Clermont : no limit and no future

‘La nature, elle, n’a pas de limites. C’est pourquoi nous devons coordonner nos actions si nous voulons la protéger’, confiait un jour à son auditoire l’un des plus grands édiles de Clermont-Ferrand**. Passez outre le contexte d’une citation que la presse locale arracha à son écosystème discursif. Coupez l’éclairage – sobriété oblige  – à verser sur le second membre de cet impérissable aphorisme, revenez-en au premier et délectez-vous des horizons qu’il dégage : no limit pour ne pas dire no future !

Si certains versifiaient sans le vouloir, il n’était en ce temps pas rare à Clermont, que d’autres verdifiassent sans le pouvoir ; ni même le vouloir, d’ailleurs.

L’aphorisme édilien piqua néanmoins notre curiosité. S’agissait-il d’un aveu ?

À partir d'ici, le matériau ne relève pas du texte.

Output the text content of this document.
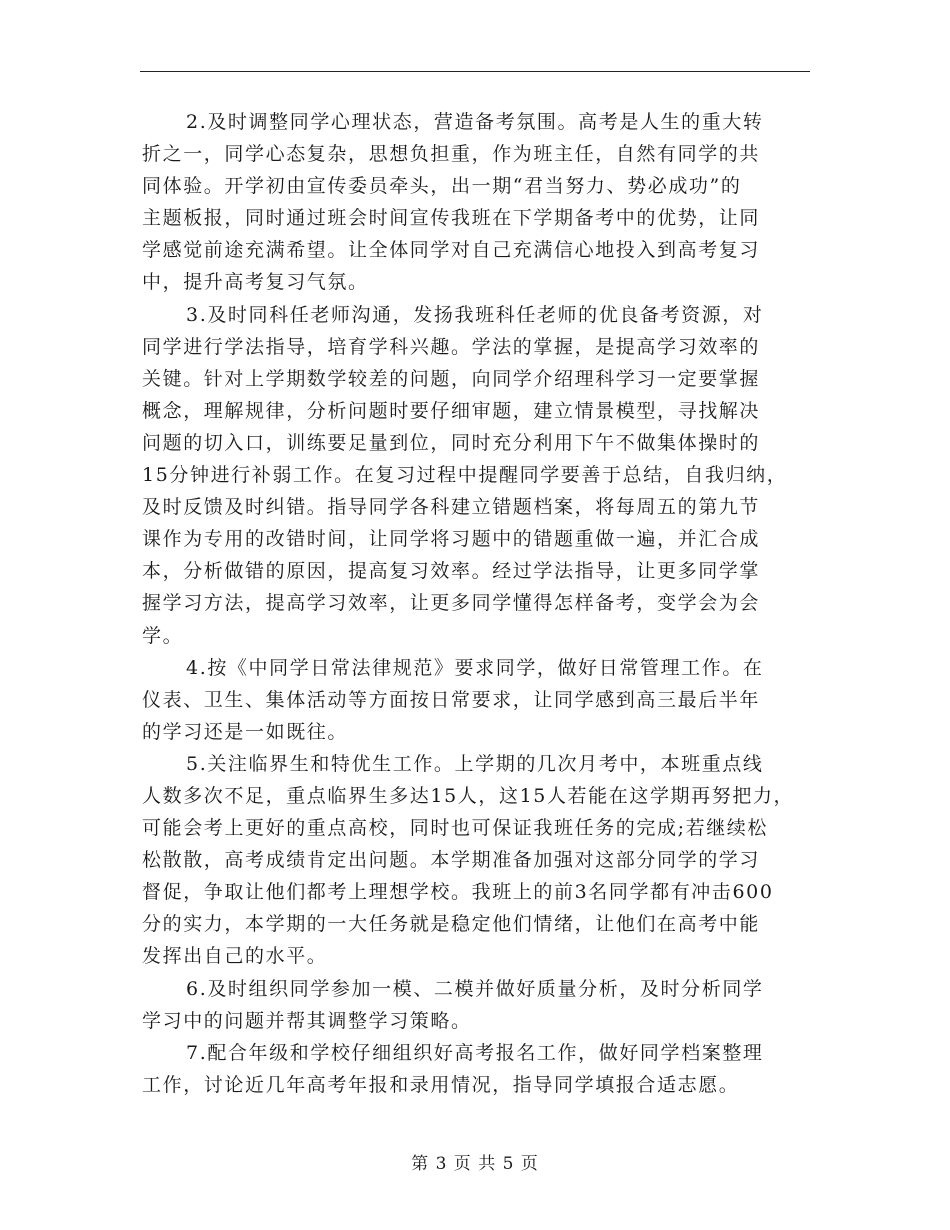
2.及时调整同学心理状态，营造备考氛围。高考是人生的重大转
折之一，同学心态复杂，思想负担重，作为班主任，自然有同学的共
同体验。开学初由宣传委员牵头，出一期“君当努力、势必成功”的
主题板报，同时通过班会时间宣传我班在下学期备考中的优势，让同
学感觉前途充满希望。让全体同学对自己充满信心地投入到高考复习
中，提升高考复习气氛。
3.及时同科任老师沟通，发扬我班科任老师的优良备考资源，对
同学进行学法指导，培育学科兴趣。学法的掌握，是提高学习效率的
关键。针对上学期数学较差的问题，向同学介绍理科学习一定要掌握
概念，理解规律，分析问题时要仔细审题，建立情景模型，寻找解决
问题的切入口，训练要足量到位，同时充分利用下午不做集体操时的
15分钟进行补弱工作。在复习过程中提醒同学要善于总结，自我归纳，
及时反馈及时纠错。指导同学各科建立错题档案，将每周五的第九节
课作为专用的改错时间，让同学将习题中的错题重做一遍，并汇合成
本，分析做错的原因，提高复习效率。经过学法指导，让更多同学掌
握学习方法，提高学习效率，让更多同学懂得怎样备考，变学会为会
学。
4.按《中同学日常法律规范》要求同学，做好日常管理工作。在
仪表、卫生、集体活动等方面按日常要求，让同学感到高三最后半年
的学习还是一如既往。
5.关注临界生和特优生工作。上学期的几次月考中，本班重点线
人数多次不足，重点临界生多达15人，这15人若能在这学期再努把力，
可能会考上更好的重点高校，同时也可保证我班任务的完成;若继续松
松散散，高考成绩肯定出问题。本学期准备加强对这部分同学的学习
督促，争取让他们都考上理想学校。我班上的前3名同学都有冲击600
分的实力，本学期的一大任务就是稳定他们情绪，让他们在高考中能
发挥出自己的水平。
6.及时组织同学参加一模、二模并做好质量分析，及时分析同学
学习中的问题并帮其调整学习策略。
7.配合年级和学校仔细组织好高考报名工作，做好同学档案整理
工作，讨论近几年高考年报和录用情况，指导同学填报合适志愿。
第 3 页 共 5 页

Car il était parfois dans la nature de ne pas connaître de limites. Était-il besoin d’exemple quand s’allongeait, à n’en plus finir, le nez, le cap… la péninsule de Cahuzac ? Fallait-il encore mentionner l’acharnement rigoriste et merkelien, le flegme hollandien, l’endettement américain, la pêche hauturière et le réchauffement des cieux, la brusque mutation chevaline des cheptels bovins, les mandats des maires de Clermont, la liste de leurs épigones et la franche camaraderie de leur successeurs, les délais, les mythes et les mensonges du projet POCL… En ces matières, certes, la nature n’avait pas de limites.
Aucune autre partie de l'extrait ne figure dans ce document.